Jon Messenger: Une étude menée par l’Institut allemand pour la recherche sur l’emploi sur le système de Kurzarbeit (travail à temps réduit) – actuellement le plus vaste programme de chômage partiel au monde – montre que, en 2002-2003, deux tiers (67,1 pour cent) des entreprises participant au système avaient maintenu le même niveau d’emploi dans leur établissement et 7 pour cent avaient véritablement augmenté leurs effectifs en recrutant de nouveaux employés. En outre, les programmes de chômage partiel vont complètement à contre-courant, prenant leur essor en période de ralentissement économique, puis déclinant quand l’économie repart.

BIT en ligne: Quels sont les facteurs essentiels pour réaliser un programme de chômage partiel efficace?
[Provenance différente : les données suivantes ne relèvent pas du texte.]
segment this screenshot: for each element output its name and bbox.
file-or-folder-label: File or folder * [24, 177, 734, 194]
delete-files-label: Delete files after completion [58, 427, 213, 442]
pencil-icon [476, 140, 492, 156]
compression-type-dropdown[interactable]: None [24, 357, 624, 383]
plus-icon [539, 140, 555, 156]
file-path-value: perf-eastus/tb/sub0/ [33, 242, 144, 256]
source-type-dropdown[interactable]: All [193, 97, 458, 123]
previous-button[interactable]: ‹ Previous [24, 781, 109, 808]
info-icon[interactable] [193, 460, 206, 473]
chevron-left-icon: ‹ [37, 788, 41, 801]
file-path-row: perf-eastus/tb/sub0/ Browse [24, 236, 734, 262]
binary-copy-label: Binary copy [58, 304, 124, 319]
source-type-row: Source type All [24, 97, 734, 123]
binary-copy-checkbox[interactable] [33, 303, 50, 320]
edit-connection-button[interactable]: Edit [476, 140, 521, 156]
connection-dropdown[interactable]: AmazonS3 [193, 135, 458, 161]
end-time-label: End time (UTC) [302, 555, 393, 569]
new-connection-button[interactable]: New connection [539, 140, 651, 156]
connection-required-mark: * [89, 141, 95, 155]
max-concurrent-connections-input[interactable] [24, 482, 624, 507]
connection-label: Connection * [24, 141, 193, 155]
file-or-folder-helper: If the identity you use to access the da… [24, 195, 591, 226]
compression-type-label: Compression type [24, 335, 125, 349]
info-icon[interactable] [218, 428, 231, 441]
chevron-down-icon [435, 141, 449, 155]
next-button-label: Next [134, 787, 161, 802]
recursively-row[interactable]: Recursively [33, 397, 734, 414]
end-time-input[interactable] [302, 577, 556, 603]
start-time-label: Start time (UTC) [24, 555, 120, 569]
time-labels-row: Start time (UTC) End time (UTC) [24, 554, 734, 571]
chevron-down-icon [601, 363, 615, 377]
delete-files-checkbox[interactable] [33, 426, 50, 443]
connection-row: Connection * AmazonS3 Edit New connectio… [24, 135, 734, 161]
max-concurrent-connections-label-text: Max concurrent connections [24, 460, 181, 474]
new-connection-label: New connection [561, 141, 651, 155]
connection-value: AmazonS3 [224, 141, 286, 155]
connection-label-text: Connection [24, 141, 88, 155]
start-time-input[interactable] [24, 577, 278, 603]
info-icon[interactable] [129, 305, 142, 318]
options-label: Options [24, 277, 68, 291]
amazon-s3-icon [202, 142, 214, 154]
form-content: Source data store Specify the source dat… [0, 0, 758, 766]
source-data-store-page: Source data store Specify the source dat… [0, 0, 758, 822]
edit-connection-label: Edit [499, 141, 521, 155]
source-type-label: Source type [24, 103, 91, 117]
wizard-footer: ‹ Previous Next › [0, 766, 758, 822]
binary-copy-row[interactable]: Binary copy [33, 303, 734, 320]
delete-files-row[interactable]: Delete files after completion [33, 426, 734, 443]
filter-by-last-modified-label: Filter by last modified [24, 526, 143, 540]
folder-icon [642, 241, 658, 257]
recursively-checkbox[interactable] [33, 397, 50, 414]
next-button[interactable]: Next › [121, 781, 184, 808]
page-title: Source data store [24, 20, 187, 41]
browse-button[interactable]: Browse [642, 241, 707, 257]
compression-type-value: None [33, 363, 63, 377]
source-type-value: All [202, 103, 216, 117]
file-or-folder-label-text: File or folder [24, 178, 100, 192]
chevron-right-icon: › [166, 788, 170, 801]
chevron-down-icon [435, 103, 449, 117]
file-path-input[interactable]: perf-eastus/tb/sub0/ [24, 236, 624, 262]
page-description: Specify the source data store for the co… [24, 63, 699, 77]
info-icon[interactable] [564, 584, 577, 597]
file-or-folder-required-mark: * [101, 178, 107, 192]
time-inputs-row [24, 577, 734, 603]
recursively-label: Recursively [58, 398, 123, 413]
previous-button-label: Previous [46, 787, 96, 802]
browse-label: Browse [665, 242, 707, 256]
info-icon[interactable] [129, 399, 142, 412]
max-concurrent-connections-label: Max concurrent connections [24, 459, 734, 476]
Jon Messenger: Ce sont avant tout le dialogue social, la négociation collective et les autres formes de négociation qui jouent un rôle crucial pour déterminer les conditions de mise en œuvre des programmes de chômage partiel. Les questions clés comprennent la détermination des travailleurs couverts par l’accord de chômage partiel; l’étendue de la réduction du temps de travail; l’ampleur des réductions de salaire correspondantes; la répartition de la diminution des heures supplémentaires; la durée de l’accord; et les effets sur l’emploi – en particulier, des garanties précisant que les effectifs seront maintenus tout au long de la période de mise en œuvre du chômage partiel.

La question du chômage partiel sera débattue le samedi 6 juin, au cours du dialogue thématique de la session 7 “Moyens d’action: salaires et conditions de travail” de la Conférence internationale du Travail.


Note 1 - Work sharing: A strategy to preserve jobs during the global jobs crisis (Le chômage partiel: une stratégie pour préserver les emplois en période de crise mondiale de l’emploi), par Jon C. Messenger, Programme des conditions de travail et d’emploi, note d’orientation n° 1, Bureau international du Travail, juin 2009.